TOKYO (Reuters) - U.S. pop star Madonna on Wednesday shrugged off criticism of a song on her smash hit new album, "Confessions on a Dance Floor," saying that all she did was ask questions and challenge authority.

The new album, which hit the top of the U.S. and British album charts following its release last month, includes a song which prompted rabbis in Israel to accuse her of sacrilege.

Madonna, 47, who has frequently courted censure with her racy lyrics and on-stage antics, said it didn't take much to be considered controversial.

"I think as soon as you have an opinion that is outside... what is considered to be the conventional way of thinking -- as soon as you think outside of that you're considered controversial," she told a news conference in Tokyo, where she is promoting the new album.

"I think that I like to ask questions, I like to challenge authority, and a lot of people perceive that as controversial."

In October, the rabbis who guard the legacy of Rabbi Isaac Luria -- founder of the Kabbalah school of mysticism which counts Madonna as one of its devotees -- accused Madonna of breaking a taboo by using his name for profit in the song "Isaac."

Dressed in a body-hugging maroon top with red sequins on the sleeves and matching pants, Madonna said she was glad to be back in Japan, a place that has had a significant influence on her life and her work, particularly in this current album.

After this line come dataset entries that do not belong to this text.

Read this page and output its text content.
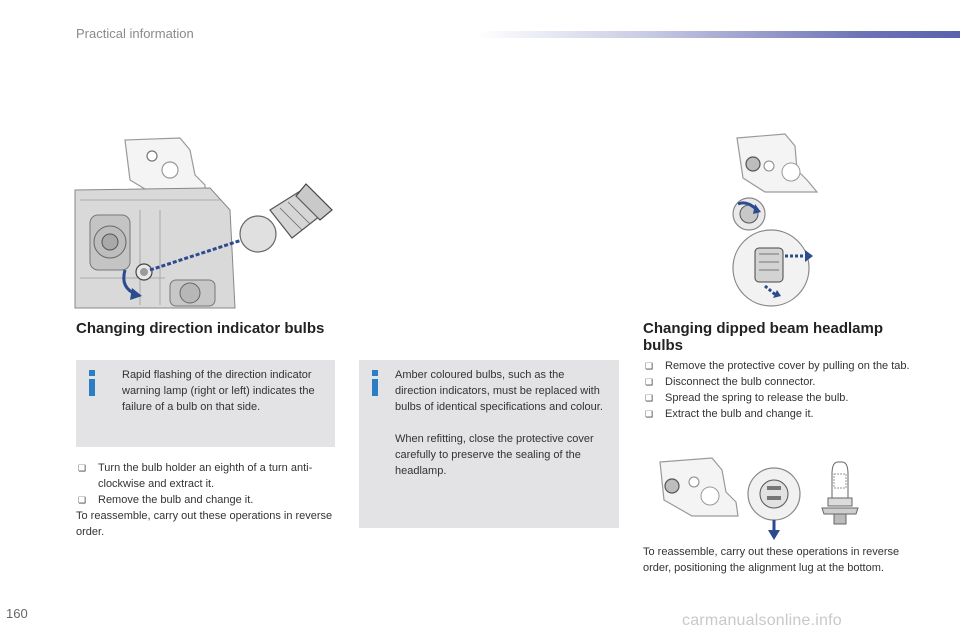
Practical information
Changing direction indicator bulbs

Rapid flashing of the direction indicator warning lamp (right or left) indicates the failure of a bulb on that side.

❏ Turn the bulb holder an eighth of a turn anti-clockwise and extract it.
❏ Remove the bulb and change it.

To reassemble, carry out these operations in reverse order.

Amber coloured bulbs, such as the direction indicators, must be replaced with bulbs of identical specifications and colour.

When refitting, close the protective cover carefully to preserve the sealing of the headlamp.

Changing dipped beam headlamp bulbs
❏ Remove the protective cover by pulling on the tab.
❏ Disconnect the bulb connector.
❏ Spread the spring to release the bulb.
❏ Extract the bulb and change it.

To reassemble, carry out these operations in reverse order, positioning the alignment lug at the bottom.

160	carmanualsonline.info
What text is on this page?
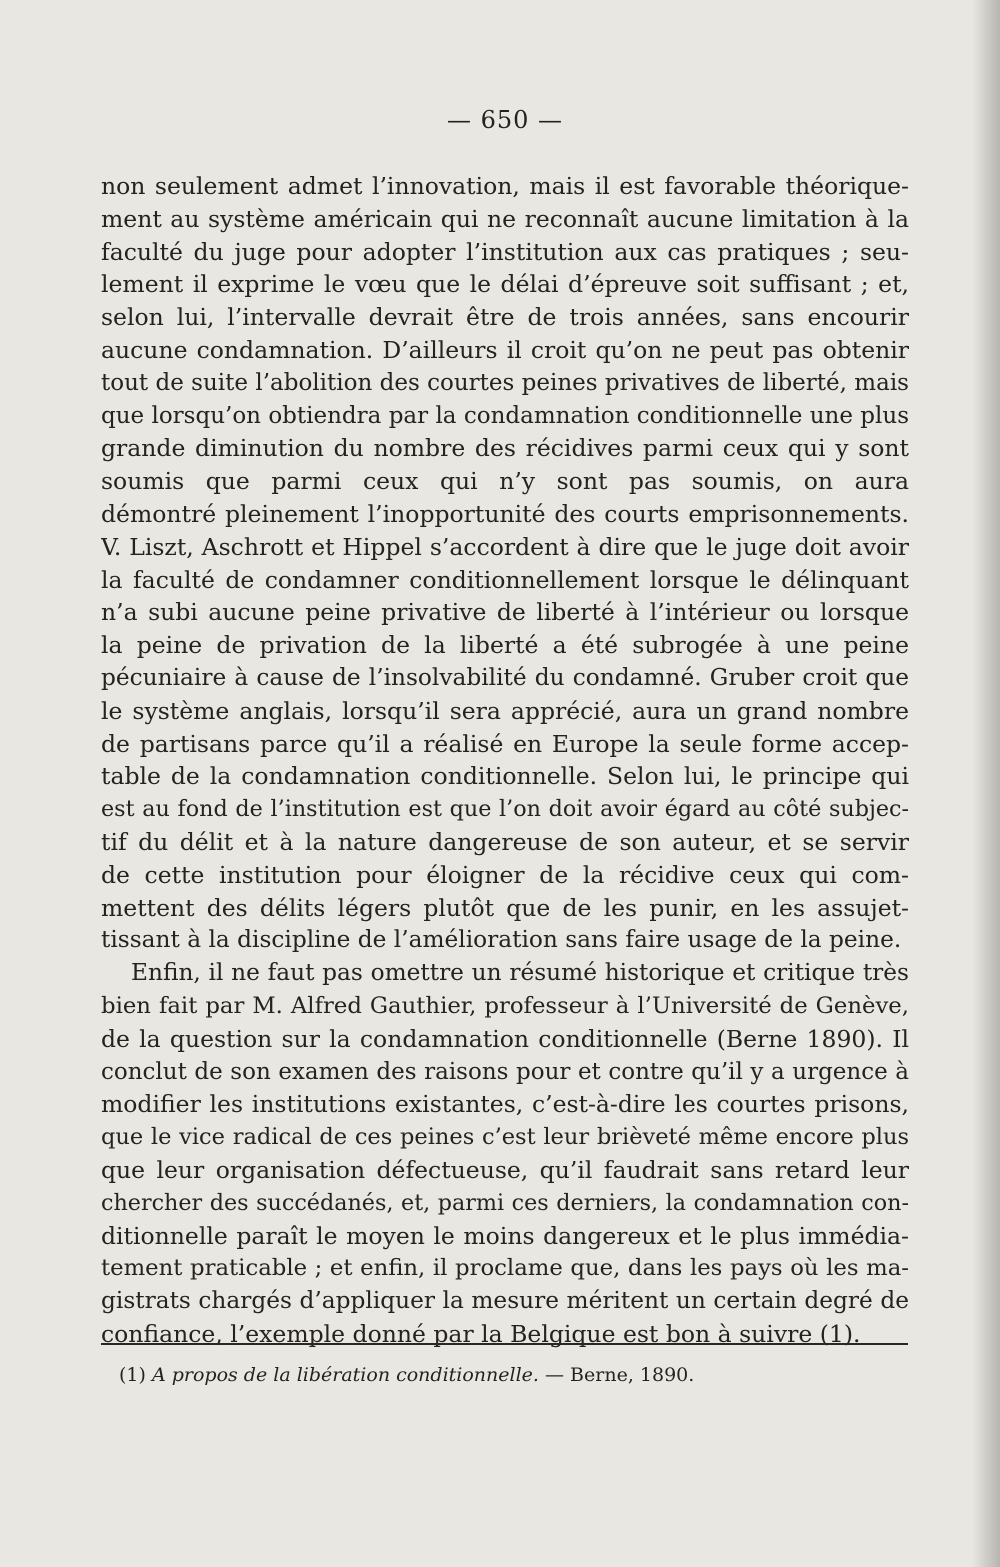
— 650 —
non seulement admet l’innovation, mais il est favorable théorique-
ment au système américain qui ne reconnaît aucune limitation à la
faculté du juge pour adopter l’institution aux cas pratiques ; seu-
lement il exprime le vœu que le délai d’épreuve soit suffisant ; et,
selon lui, l’intervalle devrait être de trois années, sans encourir
aucune condamnation. D’ailleurs il croit qu’on ne peut pas obtenir
tout de suite l’abolition des courtes peines privatives de liberté, mais
que lorsqu’on obtiendra par la condamnation conditionnelle une plus
grande diminution du nombre des récidives parmi ceux qui y sont
soumis que parmi ceux qui n’y sont pas soumis, on aura
démontré pleinement l’inopportunité des courts emprisonnements.
V. Liszt, Aschrott et Hippel s’accordent à dire que le juge doit avoir
la faculté de condamner conditionnellement lorsque le délinquant
n’a subi aucune peine privative de liberté à l’intérieur ou lorsque
la peine de privation de la liberté a été subrogée à une peine
pécuniaire à cause de l’insolvabilité du condamné. Gruber croit que
le système anglais, lorsqu’il sera apprécié, aura un grand nombre
de partisans parce qu’il a réalisé en Europe la seule forme accep-
table de la condamnation conditionnelle. Selon lui, le principe qui
est au fond de l’institution est que l’on doit avoir égard au côté subjec-
tif du délit et à la nature dangereuse de son auteur, et se servir
de cette institution pour éloigner de la récidive ceux qui com-
mettent des délits légers plutôt que de les punir, en les assujet-
tissant à la discipline de l’amélioration sans faire usage de la peine.
Enfin, il ne faut pas omettre un résumé historique et critique très
bien fait par M. Alfred Gauthier, professeur à l’Université de Genève,
de la question sur la condamnation conditionnelle (Berne 1890). Il
conclut de son examen des raisons pour et contre qu’il y a urgence à
modifier les institutions existantes, c’est-à-dire les courtes prisons,
que le vice radical de ces peines c’est leur brièveté même encore plus
que leur organisation défectueuse, qu’il faudrait sans retard leur
chercher des succédanés, et, parmi ces derniers, la condamnation con-
ditionnelle paraît le moyen le moins dangereux et le plus immédia-
tement praticable ; et enfin, il proclame que, dans les pays où les ma-
gistrats chargés d’appliquer la mesure méritent un certain degré de
confiance, l’exemple donné par la Belgique est bon à suivre (1).
(1) A propos de la libération conditionnelle. — Berne, 1890.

"Sorry," one of the songs on the new album, includes the words "gomen nasai" -- Japanese for "I'm sorry" -- which Madonna said she learned from her Japanese cook, who travels with her.

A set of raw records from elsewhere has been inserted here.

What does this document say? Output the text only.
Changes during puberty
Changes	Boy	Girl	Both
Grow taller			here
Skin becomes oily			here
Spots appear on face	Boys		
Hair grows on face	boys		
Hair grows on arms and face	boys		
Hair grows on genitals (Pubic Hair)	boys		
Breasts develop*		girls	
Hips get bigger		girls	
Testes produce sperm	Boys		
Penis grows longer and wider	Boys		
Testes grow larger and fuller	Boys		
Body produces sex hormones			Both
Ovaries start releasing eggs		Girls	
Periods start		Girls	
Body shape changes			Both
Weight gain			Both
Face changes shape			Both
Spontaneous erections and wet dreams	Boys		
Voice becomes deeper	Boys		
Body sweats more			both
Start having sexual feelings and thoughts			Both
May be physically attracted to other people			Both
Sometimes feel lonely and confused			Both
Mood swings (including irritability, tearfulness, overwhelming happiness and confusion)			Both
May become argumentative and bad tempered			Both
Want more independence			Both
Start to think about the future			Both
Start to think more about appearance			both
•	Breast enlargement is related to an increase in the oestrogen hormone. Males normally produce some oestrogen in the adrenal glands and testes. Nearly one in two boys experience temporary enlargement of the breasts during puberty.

"I've always been very interested in Japanese culture," she said.

"Some of my videos, some of my performances on stage have been inspired by Japanese cinema, martial arts, Japanese music, Japanese fashion, Japanese food," she added.

Asked how she kept in shape -- a form showed off to good advantage in the video for the hit single "Hung Up," which features strenuous dancing -- Madonna indicated that Japanese food played a large part in her healthy lifestyle.

"I love Japanese food. I have a Japanese cook in London that travels everywhere with me," she said, laughing. "I probably eat more Japanese food than you do."

Madonna repeated that she would like to try her hand at directing films, adding that she wanted to make "a love story -- a story that will really inspire people."

Asked if it would have a soundtrack, she replied: "Absolutely!"